Nel toto-sostituti di Sciarelli non va sottovalutato Pino Rinaldi. È un nome che parla direttamente al pubblico della cronaca, delle inchieste, dei casi irrisolti. Avrebbe il vantaggio di non dover “imparare” il linguaggio di certe storie, perché quel linguaggio lo conosce già. Sarebbe forse una scelta meno da copertina, ma molto coerente con l’identità del programma.

E poi c’è la pista più affascinante: quella interna. Perché se la Rai decidesse davvero di proteggere l’anima di Chi l’ha visto?, potrebbe guardare dentro la stessa squadra della trasmissione. I nomi di Veronica Briganti e Chiara Cazzaniga, inviate storiche del programma, rappresentano una soluzione meno rumorosa ma forse più naturale. Conoscono il format, conoscono le famiglie, conoscono il passo della trasmissione. E soprattutto non arriverebbero da fuori a occupare uno spazio: ne sarebbero una prosecuzione.

Questa potrebbe essere la vera sorpresa. Non il nome più famoso, non il volto più televisivo, ma una figura già cresciuta dentro il mondo di Chi l’ha visto?. Una scelta di continuità, magari meno spendibile sui titoli, ma molto più credibile per il pubblico fedele del mercoledì sera.

Fagnani e Perego nel toto-Rai: ipotesi forti o suggestioni?

Tra le indiscrezioni sono comparsi anche i nomi di Francesca Fagnani e Paola Perego. Due profili molto diversi, entrambi capaci di accendere attenzione mediatica.

Francesca Fagnani sarebbe la scelta più di rottura. Forte, riconoscibile, incisiva, abituata alla domanda secca e alla tensione del faccia a faccia. Ma proprio per questo il suo nome dividerebbe: porterebbe energia e curiosità, ma rischierebbe di spostare troppo l’asse del programma verso la personalità della conduttrice.

Paola Perego, invece, sarebbe una scelta più televisiva, esperta, rassicurante. Un volto noto, capace di gestire la diretta e il rapporto con il pubblico. Ma anche in questo caso la domanda resta: sarebbe il profilo giusto per una trasmissione che vive di cronaca, scomparse e casi delicatissimi?

La verità è che il dopo Federica Sciarelli non può essere deciso solo con il criterio del nome più famoso. Qui non basta “funzionare in tv”. Qui bisogna essere credibili quando una famiglia si affida al programma per cercare una persona scomparsa.

Chi sostituirà Sciarelli? La Rai davanti alla scelta più difficile

Il punto non è soltanto chi prenderà il posto di Federica Sciarelli. Il punto è che tipo di Chi l’ha visto? vorrà costruire la Rai.

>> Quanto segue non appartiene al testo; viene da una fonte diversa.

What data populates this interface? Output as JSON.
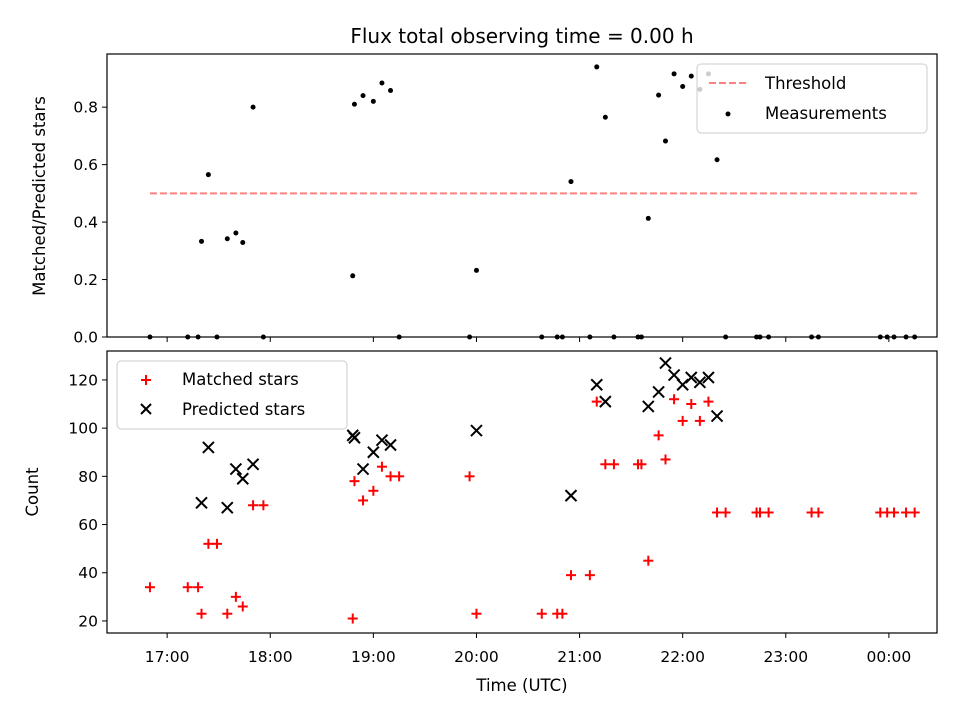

Con Fialdini avrebbe una successione più popolare e morbida. Con Daniele punterebbe su esperienza e racconto emotivo. Con Moreno sceglierebbe un profilo più giornalistico. Con Rinaldi rafforzerebbe il lato investigativo. Con Briganti o Cazzaniga proteggerebbe la continuità interna. Con Fagnani tenterebbe il colpo mediatico. Con Perego andrebbe su una soluzione di mestiere e riconoscibilità.

Tutte strade possibili. Nessuna davvero semplice.

Perché Sciarelli non lascia soltanto una trasmissione: lascia un metodo, un tono, un rapporto con il pubblico. E la Rai adesso deve decidere se cercare una nuova “Sciarelli” o se avere il coraggio di aprire una fase completamente diversa.

Una cosa è certa: il totonomi per Chi l’ha visto? è appena iniziato. E sarà uno dei dossier più caldi della nuova stagione televisiva.